Notes on contentEditable and HTML injection

In the bad old days, all user-supplied text in a web page was entered using one or other form element, input for short texts such as names, and textarea for texts that may span multiple lines, such as comments or user feedback. These elements, while extremely useful and serviceable, didn’t always fit in with the webpages they occupied, and had no capacity for WYSIWYG editing of formatted text.

But now, using the contentEditable attribute (one of HTML5’s many innovations) almost any element on the page can be used for user-supplied text. This is used to great effect in Matthew Butterick’s font demos and the Medium post editor.

The real power of contentEditable is the way it seamlessly blends editable content into a webpage. As an example, click anywhere in this paragraph and put some words in my mouth. Neat, eh?

But there’s more! Once you’ve had your full of editing my words, try selecting and dragging some of this styled text into the editable paragraph above. See what happens? The formatting is preserved! And that’s how it’s possible to use contentEditable to create rich text editors in the web browser. Because contentEditable is just an attribute you can attach to any element, rather than a special text-input box, it can contain any HTML the browser will render.

I emphasis the word any because that any includes <script> tags, and should thus be setting alarm bells off in the minds of anyone who knows about Cross-Site Scripting (XSS for short). What’s interesting here is that, unlike your standard input and textarea boxes, a contentEditable element will automatically HTML entity encode dangerous elements like < and >.¹

An initial, naive XSS test of just typing <script>alert(1)</script> into a contentEditable and submitting it to the server for inclusion in the page on a refresh will fail.
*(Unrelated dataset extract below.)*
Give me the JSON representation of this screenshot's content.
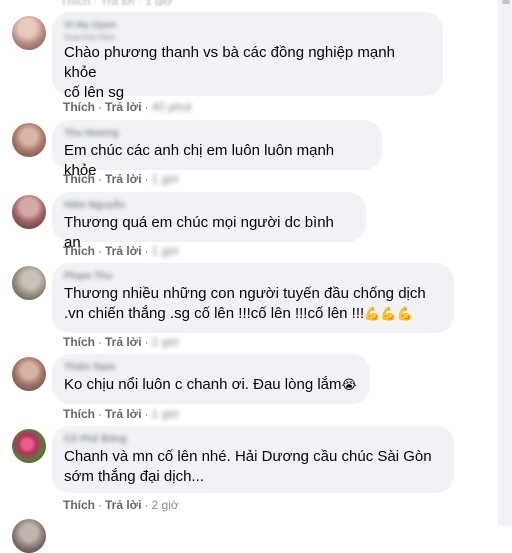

If HTML entities are being encoded on the server side (as they should be), you’ll end up with the ugliness of double-encoded characters, i.e.

&amp;lt;script&amp;gt;alert(1)&amp;lt;/script&amp;gt;

This could prompt you to remove your server-side entity encoding. But try the drag test, and you’ll get some nice HTML injection, so rather keep your validation.

There’s no way to drag executable JavaScript into your contentEditable, and there doesn’t need to be (though it would be kinda cool). As I explained in my first post on CSRF, a web application’s frontend is not really the most straightforward way to interact with it, and if the application is not securely developed, the frontend provides only a fraction of the application’s real (largely unintended) functionality. It’s all about the text that’s sent to the server.

So instead of waiting for <script> tags to become draggable, all you need to do is pop open curl (if you’re a masochist) or an intercepting proxy like Burp Suite and use it to change the harmless <span>s and <div>s in your request into executable JavaScript.

contentEditable’s behaviour is fairly reasonable and logical, but it came as a bit of a surprise when I first used it, especially the dragging. Amusingly, if you had no server-side input validation, replacing all of your input and textarea boxes with contentEditable divs would make XSS slightly more difficult, as you would need more than just your browser to exploit it. But that’s not a security feature or anything you should rely on.

So validate your inputs, and treat contentEditable with care. You may need to let some HTML through in order for your rich text editor to work, but always whitelist.

Which actually makes total sense, because how else would it display them? Having pairs of <>s straight-up disappearing in your site’s textbox would be a bit of an antifeature. ↩︎